The battleground became state property in 1950s, and now falls under the auspices of the North Carolina Department of Cultural Resources. Earlier this summer, the 240th anniversary of the battle was celebrated with reenactments, presentations by historians and the unveiling of artifacts found in an archaeological dig at the site, which also was a field of battle during the Revolutionary and Civil Wars.
In addition to a symposium nearby, the state historic site festivities included cannons being fired and reenactors dressed in period garb. I’m not sure how many hard feelings remain about what happened to the Regulators, but entertainment at the event included a shooting gallery, called “Regulators’ Revenge,” where one could fire rubber band guns at Fanning and Tryon.

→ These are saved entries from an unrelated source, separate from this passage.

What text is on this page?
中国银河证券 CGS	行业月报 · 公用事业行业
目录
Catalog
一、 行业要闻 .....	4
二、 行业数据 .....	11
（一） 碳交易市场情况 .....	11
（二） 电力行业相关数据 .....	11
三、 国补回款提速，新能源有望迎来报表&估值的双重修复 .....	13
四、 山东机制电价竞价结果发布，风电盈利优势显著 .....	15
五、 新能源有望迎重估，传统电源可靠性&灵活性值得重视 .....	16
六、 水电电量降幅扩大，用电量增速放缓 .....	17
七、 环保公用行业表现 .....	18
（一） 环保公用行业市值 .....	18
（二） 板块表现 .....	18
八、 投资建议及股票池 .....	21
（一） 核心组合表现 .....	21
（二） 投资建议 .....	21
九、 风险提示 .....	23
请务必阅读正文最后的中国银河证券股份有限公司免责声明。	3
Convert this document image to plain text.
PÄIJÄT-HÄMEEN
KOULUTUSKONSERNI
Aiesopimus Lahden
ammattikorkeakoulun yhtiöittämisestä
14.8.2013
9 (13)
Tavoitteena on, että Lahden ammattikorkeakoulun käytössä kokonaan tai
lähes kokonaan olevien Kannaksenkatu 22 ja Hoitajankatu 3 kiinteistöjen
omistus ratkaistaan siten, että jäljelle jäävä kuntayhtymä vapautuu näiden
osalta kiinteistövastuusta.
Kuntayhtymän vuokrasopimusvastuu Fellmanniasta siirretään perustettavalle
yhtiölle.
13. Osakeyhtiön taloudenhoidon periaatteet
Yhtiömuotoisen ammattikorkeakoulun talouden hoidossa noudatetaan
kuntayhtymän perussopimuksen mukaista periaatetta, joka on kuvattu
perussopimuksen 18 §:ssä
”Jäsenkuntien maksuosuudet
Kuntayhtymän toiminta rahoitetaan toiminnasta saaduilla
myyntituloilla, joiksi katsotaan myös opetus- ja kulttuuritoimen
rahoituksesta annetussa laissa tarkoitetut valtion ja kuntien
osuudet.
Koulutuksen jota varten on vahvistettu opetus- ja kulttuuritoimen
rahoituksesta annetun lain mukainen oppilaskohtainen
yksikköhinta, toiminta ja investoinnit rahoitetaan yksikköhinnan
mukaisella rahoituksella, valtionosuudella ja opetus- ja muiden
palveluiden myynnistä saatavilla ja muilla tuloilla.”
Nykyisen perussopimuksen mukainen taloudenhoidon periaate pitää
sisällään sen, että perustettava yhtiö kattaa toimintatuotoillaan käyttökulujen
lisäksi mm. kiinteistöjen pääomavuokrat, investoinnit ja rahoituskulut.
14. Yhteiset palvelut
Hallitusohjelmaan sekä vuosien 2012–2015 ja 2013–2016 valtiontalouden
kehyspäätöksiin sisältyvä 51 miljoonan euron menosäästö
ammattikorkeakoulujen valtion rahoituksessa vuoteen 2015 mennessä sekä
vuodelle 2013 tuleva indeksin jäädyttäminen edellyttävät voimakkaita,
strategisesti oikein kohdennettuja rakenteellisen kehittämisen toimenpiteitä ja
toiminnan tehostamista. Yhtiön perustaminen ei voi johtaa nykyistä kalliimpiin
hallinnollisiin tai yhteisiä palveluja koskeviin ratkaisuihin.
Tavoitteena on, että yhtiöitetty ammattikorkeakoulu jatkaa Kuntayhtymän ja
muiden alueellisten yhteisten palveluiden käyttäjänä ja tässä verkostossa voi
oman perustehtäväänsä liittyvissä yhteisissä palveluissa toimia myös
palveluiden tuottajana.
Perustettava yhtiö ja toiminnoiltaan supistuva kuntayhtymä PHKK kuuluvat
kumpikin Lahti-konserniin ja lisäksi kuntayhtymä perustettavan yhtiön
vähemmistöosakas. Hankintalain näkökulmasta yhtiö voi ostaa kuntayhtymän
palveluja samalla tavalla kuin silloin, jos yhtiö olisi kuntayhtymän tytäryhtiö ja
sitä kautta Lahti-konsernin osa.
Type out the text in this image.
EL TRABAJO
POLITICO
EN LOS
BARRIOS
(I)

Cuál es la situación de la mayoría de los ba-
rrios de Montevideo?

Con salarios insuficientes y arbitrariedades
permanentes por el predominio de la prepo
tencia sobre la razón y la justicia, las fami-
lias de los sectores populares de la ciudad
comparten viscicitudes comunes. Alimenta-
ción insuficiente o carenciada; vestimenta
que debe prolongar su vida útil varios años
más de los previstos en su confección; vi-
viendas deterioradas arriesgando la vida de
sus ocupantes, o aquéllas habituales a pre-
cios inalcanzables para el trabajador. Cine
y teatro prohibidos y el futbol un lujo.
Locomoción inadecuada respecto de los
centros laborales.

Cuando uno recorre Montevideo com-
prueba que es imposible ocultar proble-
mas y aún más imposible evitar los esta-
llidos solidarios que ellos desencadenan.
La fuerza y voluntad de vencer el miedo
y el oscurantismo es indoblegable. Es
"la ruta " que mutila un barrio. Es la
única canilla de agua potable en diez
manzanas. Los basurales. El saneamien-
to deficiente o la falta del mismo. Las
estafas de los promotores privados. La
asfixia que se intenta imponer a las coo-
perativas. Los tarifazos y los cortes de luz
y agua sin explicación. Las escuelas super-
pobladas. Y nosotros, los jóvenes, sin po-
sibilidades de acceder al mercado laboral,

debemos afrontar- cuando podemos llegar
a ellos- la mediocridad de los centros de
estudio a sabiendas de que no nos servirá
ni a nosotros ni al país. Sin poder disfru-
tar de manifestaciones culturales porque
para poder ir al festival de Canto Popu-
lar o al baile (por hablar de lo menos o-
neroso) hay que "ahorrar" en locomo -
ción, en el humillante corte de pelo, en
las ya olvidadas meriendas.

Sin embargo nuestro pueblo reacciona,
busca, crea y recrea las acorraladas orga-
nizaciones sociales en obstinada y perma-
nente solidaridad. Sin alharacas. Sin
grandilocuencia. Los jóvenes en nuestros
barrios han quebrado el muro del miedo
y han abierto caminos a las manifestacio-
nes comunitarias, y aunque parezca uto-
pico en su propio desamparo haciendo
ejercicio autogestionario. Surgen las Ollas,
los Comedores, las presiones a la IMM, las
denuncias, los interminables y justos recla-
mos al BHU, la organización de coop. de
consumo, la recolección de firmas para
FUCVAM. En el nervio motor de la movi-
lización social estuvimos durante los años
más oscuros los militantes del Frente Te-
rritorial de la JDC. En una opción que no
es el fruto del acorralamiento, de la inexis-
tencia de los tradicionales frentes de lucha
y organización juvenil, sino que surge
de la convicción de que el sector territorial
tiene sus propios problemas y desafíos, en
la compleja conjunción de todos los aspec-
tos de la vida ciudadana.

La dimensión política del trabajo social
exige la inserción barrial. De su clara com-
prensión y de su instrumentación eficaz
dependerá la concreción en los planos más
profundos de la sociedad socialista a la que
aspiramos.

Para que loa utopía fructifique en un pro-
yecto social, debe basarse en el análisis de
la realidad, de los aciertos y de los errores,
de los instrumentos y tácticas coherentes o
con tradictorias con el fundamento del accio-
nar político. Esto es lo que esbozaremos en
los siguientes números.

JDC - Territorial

As for me, I’m not one to feel responsible for, or defined by, the behavior of my forefathers. Somewhere around great great grandfather, I stop feeling a strong sense of connection. And I hesitate to brag about great, etc., grandfather James because, even if he was a certified and accepted hero, I’m sure it’s equally possible, were I to further sniff at my roots, there might be villains there as well.
Nevertheless, I admit to feeling a slight sense of pride when I visited the memorial in Hillsborough, in the shade of a big tree behind the Orange County Board of Education building – not far from the unpinpointed site where James Pugh is buried.
I’ll admit to feeling a tinge of anger, too, all these years later — about his hanging, about him being cut off while speaking, and about fat cats everywhere who, while profiting off the hard work of the common man, demand blind obedience from him, turn a deaf ear toward him, and expect him to be mute.